Salvant said that for now, he was ordering Couch to serve 180 consecutive days in jail for each of his four counts of intoxication manslaughter, the newspaper reported. The judge may revise the sentence in a few weeks after reviewing prosecutors’ and defense attorneys’ recommendations, he said.
The charges stem from a 2013 drunk-driving crash that left four dead. At the time, Couch was a juvenile and was sentenced to probation.
Couch turned 19 this week; this is his first time appearing in adult court.
A psychologist who testified in Couch’s defense argued during his trial that the teen was a victim of “affluenza” — his wealthy upbringing made him unaware and ignorant of the consequences of such actions.
Couch became the subject of an international manhunt last year when he left the country, in violation of his probation. Both he and his mother were found in Mexico.
His mother, Tonya Couch, has been charged with hindering apprehension of a felon.
In June 2013, Couch, then 16, crashed his pickup truck at more than 65 mph into a group of people who had stopped to help a stranded motorist. The motorist was killed, as was a youth minister who had stopped to help and a mother and daughter who had emerged from their nearby home, according to the Associated Press.
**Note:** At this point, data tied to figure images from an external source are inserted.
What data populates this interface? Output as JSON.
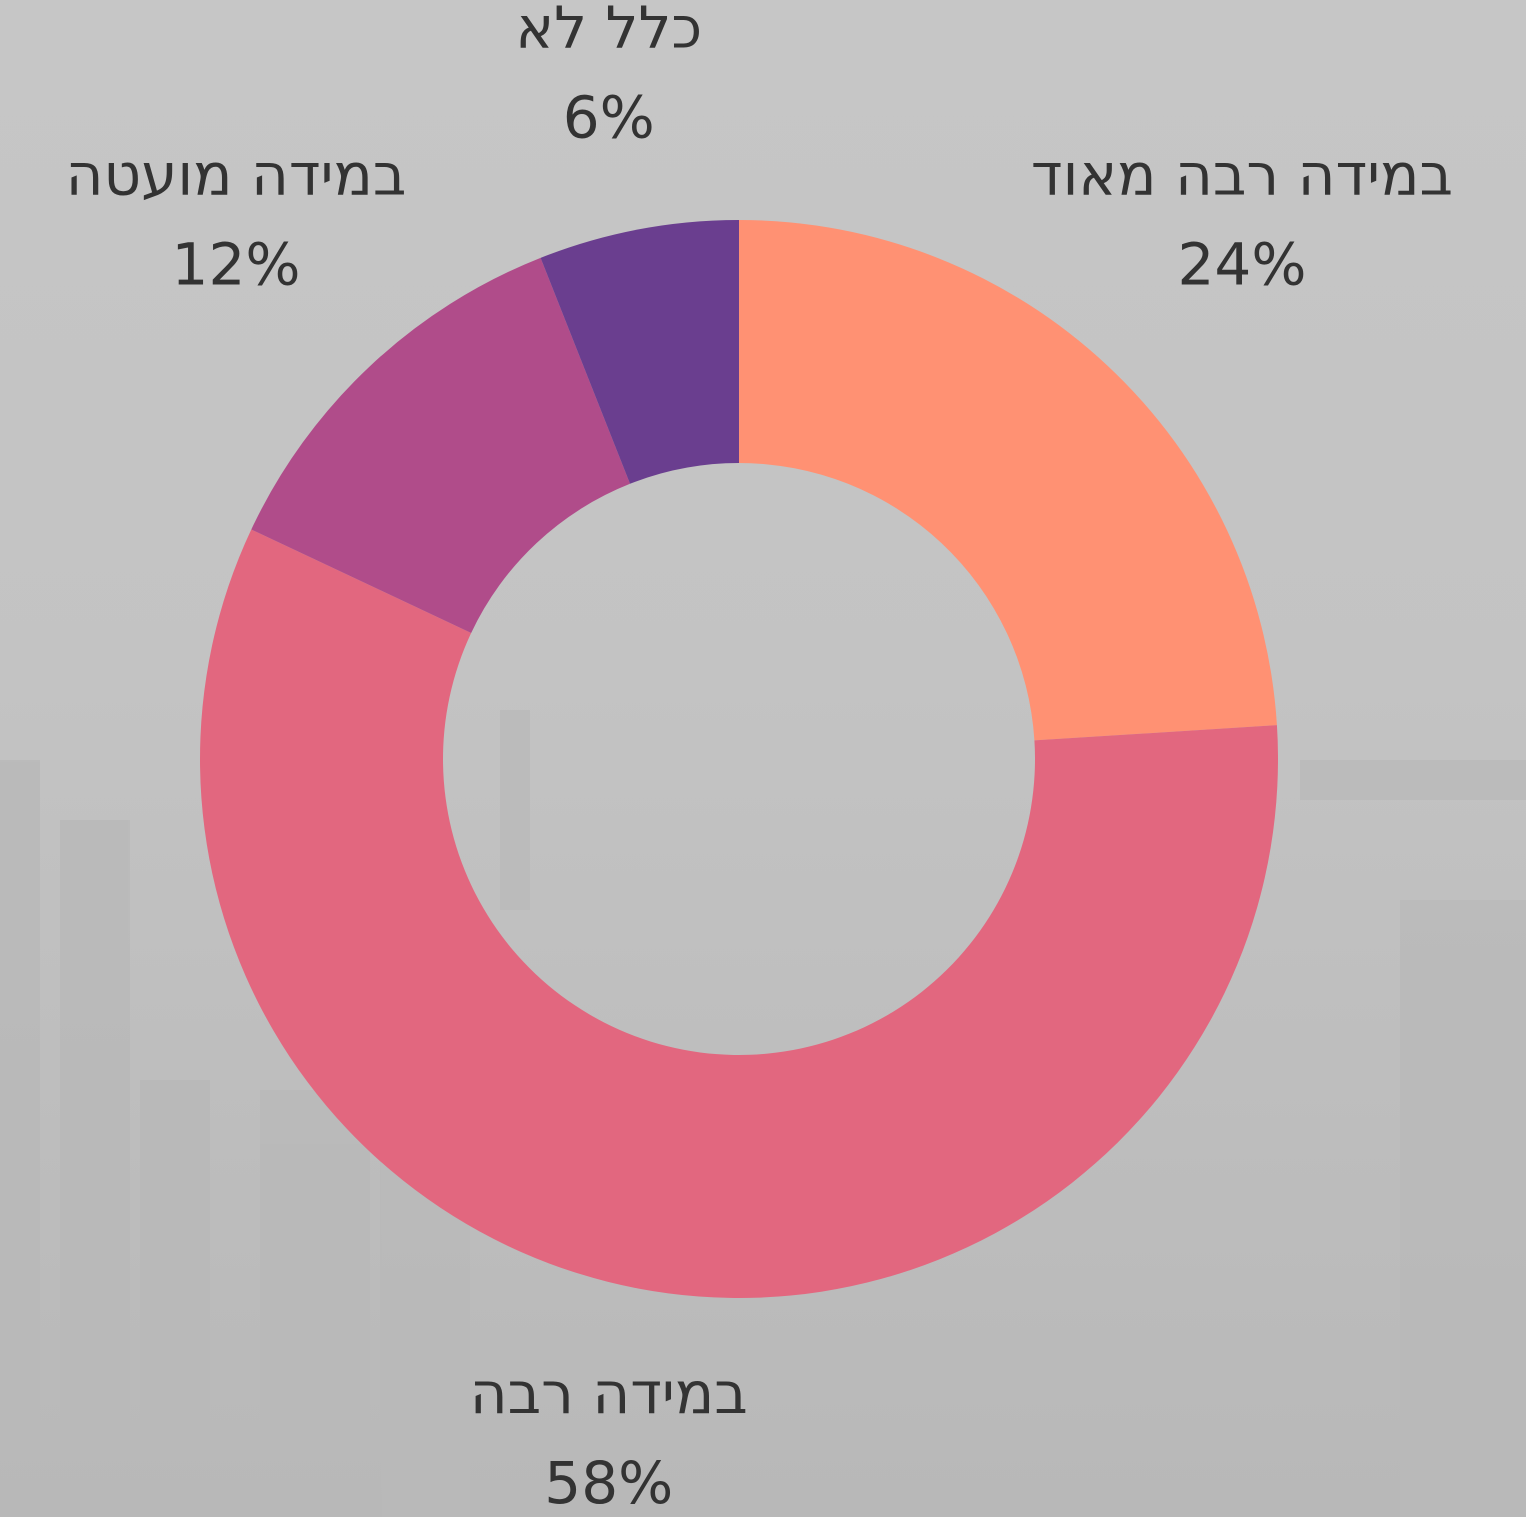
{
  "chart_data": {
    "type": "pie",
    "categories": [
      "במידה רבה מאוד",
      "במידה רבה",
      "במידה מועטה",
      "כלל לא"
    ],
    "values": [
      24,
      58,
      12,
      6
    ],
    "value_labels": [
      "24%",
      "58%",
      "12%",
      "6%"
    ],
    "colors": [
      "#FF9173",
      "#E2677F",
      "#B04C8A",
      "#6A3E8F"
    ]
  }
}
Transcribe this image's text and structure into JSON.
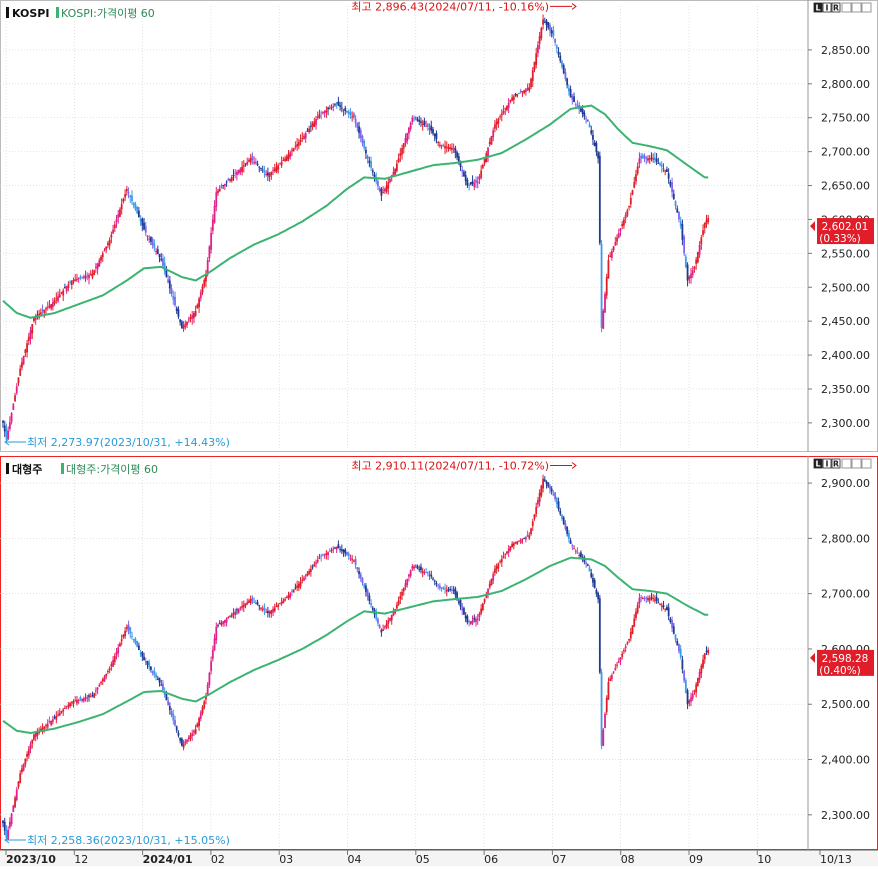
{
  "bottom_axis": {
    "labels": [
      "2023/10",
      "12",
      "2024/01",
      "02",
      "03",
      "04",
      "05",
      "06",
      "07",
      "08",
      "09",
      "10",
      "10/13"
    ],
    "bold": [
      true,
      false,
      true,
      false,
      false,
      false,
      false,
      false,
      false,
      false,
      false,
      false,
      false
    ]
  },
  "chart_data": [
    {
      "type": "candlestick",
      "series": [
        {
          "name": "KOSPI"
        },
        {
          "name": "KOSPI:가격이평 60"
        }
      ],
      "legend_position": "top-left",
      "panel_icons": [
        "L",
        "I",
        "R"
      ],
      "yaxis_ticks": [
        "2,850.00",
        "2,800.00",
        "2,750.00",
        "2,700.00",
        "2,650.00",
        "2,600.00",
        "2,550.00",
        "2,500.00",
        "2,450.00",
        "2,400.00",
        "2,350.00",
        "2,300.00"
      ],
      "yaxis_tick_values": [
        2850,
        2800,
        2750,
        2700,
        2650,
        2600,
        2550,
        2500,
        2450,
        2400,
        2350,
        2300
      ],
      "ylim": [
        2260,
        2900
      ],
      "grid": true,
      "annotation_high": "최고 2,896.43(2024/07/11, -10.16%)",
      "annotation_low": "최저 2,273.97(2023/10/31, +14.43%)",
      "high_value": 2896.43,
      "low_value": 2273.97,
      "last_price_label": "2,602.01",
      "last_change_label": "(0.33%)",
      "last_value": 2602.01,
      "price_keypoints": [
        [
          0,
          2300
        ],
        [
          2,
          2275
        ],
        [
          10,
          2380
        ],
        [
          18,
          2455
        ],
        [
          28,
          2475
        ],
        [
          40,
          2510
        ],
        [
          52,
          2520
        ],
        [
          62,
          2570
        ],
        [
          72,
          2645
        ],
        [
          82,
          2585
        ],
        [
          92,
          2540
        ],
        [
          104,
          2440
        ],
        [
          112,
          2465
        ],
        [
          118,
          2520
        ],
        [
          124,
          2640
        ],
        [
          134,
          2665
        ],
        [
          144,
          2690
        ],
        [
          154,
          2665
        ],
        [
          164,
          2690
        ],
        [
          174,
          2720
        ],
        [
          184,
          2755
        ],
        [
          194,
          2770
        ],
        [
          204,
          2750
        ],
        [
          212,
          2690
        ],
        [
          220,
          2635
        ],
        [
          228,
          2675
        ],
        [
          238,
          2750
        ],
        [
          248,
          2735
        ],
        [
          254,
          2710
        ],
        [
          262,
          2705
        ],
        [
          270,
          2650
        ],
        [
          276,
          2655
        ],
        [
          286,
          2740
        ],
        [
          296,
          2780
        ],
        [
          306,
          2795
        ],
        [
          314,
          2895
        ],
        [
          320,
          2870
        ],
        [
          330,
          2780
        ],
        [
          340,
          2745
        ],
        [
          346,
          2690
        ],
        [
          348,
          2440
        ],
        [
          352,
          2540
        ],
        [
          358,
          2580
        ],
        [
          364,
          2620
        ],
        [
          370,
          2690
        ],
        [
          378,
          2690
        ],
        [
          386,
          2670
        ],
        [
          394,
          2590
        ],
        [
          398,
          2510
        ],
        [
          402,
          2530
        ],
        [
          408,
          2595
        ],
        [
          410,
          2602
        ]
      ],
      "ma_keypoints": [
        [
          0,
          2480
        ],
        [
          8,
          2462
        ],
        [
          16,
          2455
        ],
        [
          30,
          2462
        ],
        [
          44,
          2475
        ],
        [
          58,
          2488
        ],
        [
          72,
          2510
        ],
        [
          82,
          2528
        ],
        [
          92,
          2530
        ],
        [
          104,
          2515
        ],
        [
          112,
          2510
        ],
        [
          120,
          2522
        ],
        [
          132,
          2543
        ],
        [
          146,
          2563
        ],
        [
          160,
          2578
        ],
        [
          174,
          2597
        ],
        [
          188,
          2620
        ],
        [
          200,
          2645
        ],
        [
          210,
          2662
        ],
        [
          222,
          2660
        ],
        [
          236,
          2670
        ],
        [
          250,
          2680
        ],
        [
          262,
          2683
        ],
        [
          276,
          2688
        ],
        [
          290,
          2698
        ],
        [
          304,
          2718
        ],
        [
          318,
          2740
        ],
        [
          330,
          2763
        ],
        [
          342,
          2768
        ],
        [
          350,
          2755
        ],
        [
          358,
          2732
        ],
        [
          366,
          2713
        ],
        [
          376,
          2708
        ],
        [
          386,
          2702
        ],
        [
          398,
          2680
        ],
        [
          408,
          2662
        ]
      ]
    },
    {
      "type": "candlestick",
      "series": [
        {
          "name": "대형주"
        },
        {
          "name": "대형주:가격이평 60"
        }
      ],
      "legend_position": "top-left",
      "panel_icons": [
        "L",
        "I",
        "R"
      ],
      "yaxis_ticks": [
        "2,900.00",
        "2,800.00",
        "2,700.00",
        "2,600.00",
        "2,500.00",
        "2,400.00",
        "2,300.00"
      ],
      "yaxis_tick_values": [
        2900,
        2800,
        2700,
        2600,
        2500,
        2400,
        2300
      ],
      "ylim": [
        2240,
        2920
      ],
      "grid": true,
      "annotation_high": "최고 2,910.11(2024/07/11, -10.72%)",
      "annotation_low": "최저 2,258.36(2023/10/31, +15.05%)",
      "high_value": 2910.11,
      "low_value": 2258.36,
      "last_price_label": "2,598.28",
      "last_change_label": "(0.40%)",
      "last_value": 2598.28,
      "price_keypoints": [
        [
          0,
          2285
        ],
        [
          2,
          2258
        ],
        [
          10,
          2375
        ],
        [
          18,
          2445
        ],
        [
          28,
          2470
        ],
        [
          40,
          2505
        ],
        [
          52,
          2515
        ],
        [
          62,
          2565
        ],
        [
          72,
          2640
        ],
        [
          82,
          2580
        ],
        [
          92,
          2535
        ],
        [
          104,
          2425
        ],
        [
          112,
          2455
        ],
        [
          118,
          2515
        ],
        [
          124,
          2640
        ],
        [
          134,
          2665
        ],
        [
          144,
          2690
        ],
        [
          154,
          2665
        ],
        [
          164,
          2690
        ],
        [
          174,
          2725
        ],
        [
          184,
          2765
        ],
        [
          194,
          2785
        ],
        [
          204,
          2760
        ],
        [
          212,
          2695
        ],
        [
          220,
          2630
        ],
        [
          228,
          2672
        ],
        [
          238,
          2750
        ],
        [
          248,
          2735
        ],
        [
          254,
          2710
        ],
        [
          262,
          2705
        ],
        [
          270,
          2648
        ],
        [
          276,
          2655
        ],
        [
          286,
          2745
        ],
        [
          296,
          2790
        ],
        [
          306,
          2805
        ],
        [
          314,
          2908
        ],
        [
          320,
          2880
        ],
        [
          330,
          2790
        ],
        [
          340,
          2750
        ],
        [
          346,
          2690
        ],
        [
          348,
          2425
        ],
        [
          352,
          2540
        ],
        [
          358,
          2578
        ],
        [
          364,
          2618
        ],
        [
          370,
          2692
        ],
        [
          378,
          2692
        ],
        [
          386,
          2670
        ],
        [
          394,
          2585
        ],
        [
          398,
          2500
        ],
        [
          402,
          2525
        ],
        [
          408,
          2592
        ],
        [
          410,
          2598
        ]
      ],
      "ma_keypoints": [
        [
          0,
          2470
        ],
        [
          8,
          2452
        ],
        [
          16,
          2448
        ],
        [
          30,
          2456
        ],
        [
          44,
          2468
        ],
        [
          58,
          2482
        ],
        [
          72,
          2505
        ],
        [
          82,
          2522
        ],
        [
          92,
          2524
        ],
        [
          104,
          2510
        ],
        [
          112,
          2505
        ],
        [
          120,
          2518
        ],
        [
          132,
          2540
        ],
        [
          146,
          2562
        ],
        [
          160,
          2580
        ],
        [
          174,
          2600
        ],
        [
          188,
          2625
        ],
        [
          200,
          2650
        ],
        [
          210,
          2668
        ],
        [
          222,
          2664
        ],
        [
          236,
          2675
        ],
        [
          250,
          2686
        ],
        [
          262,
          2690
        ],
        [
          276,
          2694
        ],
        [
          290,
          2705
        ],
        [
          304,
          2726
        ],
        [
          318,
          2750
        ],
        [
          330,
          2765
        ],
        [
          342,
          2762
        ],
        [
          350,
          2750
        ],
        [
          358,
          2728
        ],
        [
          366,
          2708
        ],
        [
          376,
          2705
        ],
        [
          386,
          2700
        ],
        [
          398,
          2678
        ],
        [
          408,
          2662
        ]
      ]
    }
  ]
}
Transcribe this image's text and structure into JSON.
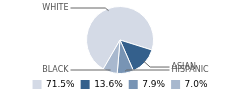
{
  "chart_data": {
    "type": "pie",
    "categories": [
      "WHITE",
      "ASIAN",
      "HISPANIC",
      "BLACK"
    ],
    "values": [
      71.5,
      13.6,
      7.9,
      7.0
    ],
    "value_labels": [
      "71.5%",
      "13.6%",
      "7.9%",
      "7.0%"
    ],
    "colors": [
      "#d4dae6",
      "#34608c",
      "#7894b4",
      "#a8b8ce"
    ],
    "legend": "bottom"
  }
}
Two teens who were in Couch’s truck were seriously injured.
Authorities said his blood-alcohol level was three times the legal limit and that he had traces of Valium in his system. Couch pleaded guilty to manslaughter and assault while intoxicated.
He was initially tried in juvenile court, where he was sentenced to 10 years of drug-and-alcohol-free probation — triggering widespread outrage.
His family is reported to be worth millions, thanks in part to a booming sheet metal business. It’s their success — and the way they have handled it — that Couch’s attorneys said contributed to his reckless behavior.
At trial, his psychologist argued that Couch suffered from “affluenza.”
“Instead of the golden rule, which was ‘do unto others as you would have them do unto you,’ [Couch] was taught we have the gold, we make the rules at the Couch household,” G. Dick Miller testified in court, according to ABC News.
For instance, Miller said, at age 13 Couch was allowed to drive himself to school. When a teacher objected, Miller said, the boy’s father replied, “‘I’ll buy the school,’ or something along that line,” according to the network. His parents ultimately opted to pull him out and home-school him.
“He was never safe, and to me, a child needs to be safe from day one,” Miller said, according to ABC News.
Miller said Couch’s parents “had an adversarial relationship” and that every time they had a fight, they took him to Toys “R” Us and tried to buy his happiness.
Authorities said Couch’s parents have divorced.
According to the Associated Press, Fred Couch attended Wednesday’s hearing but did not respond to questions as he left the courthouse.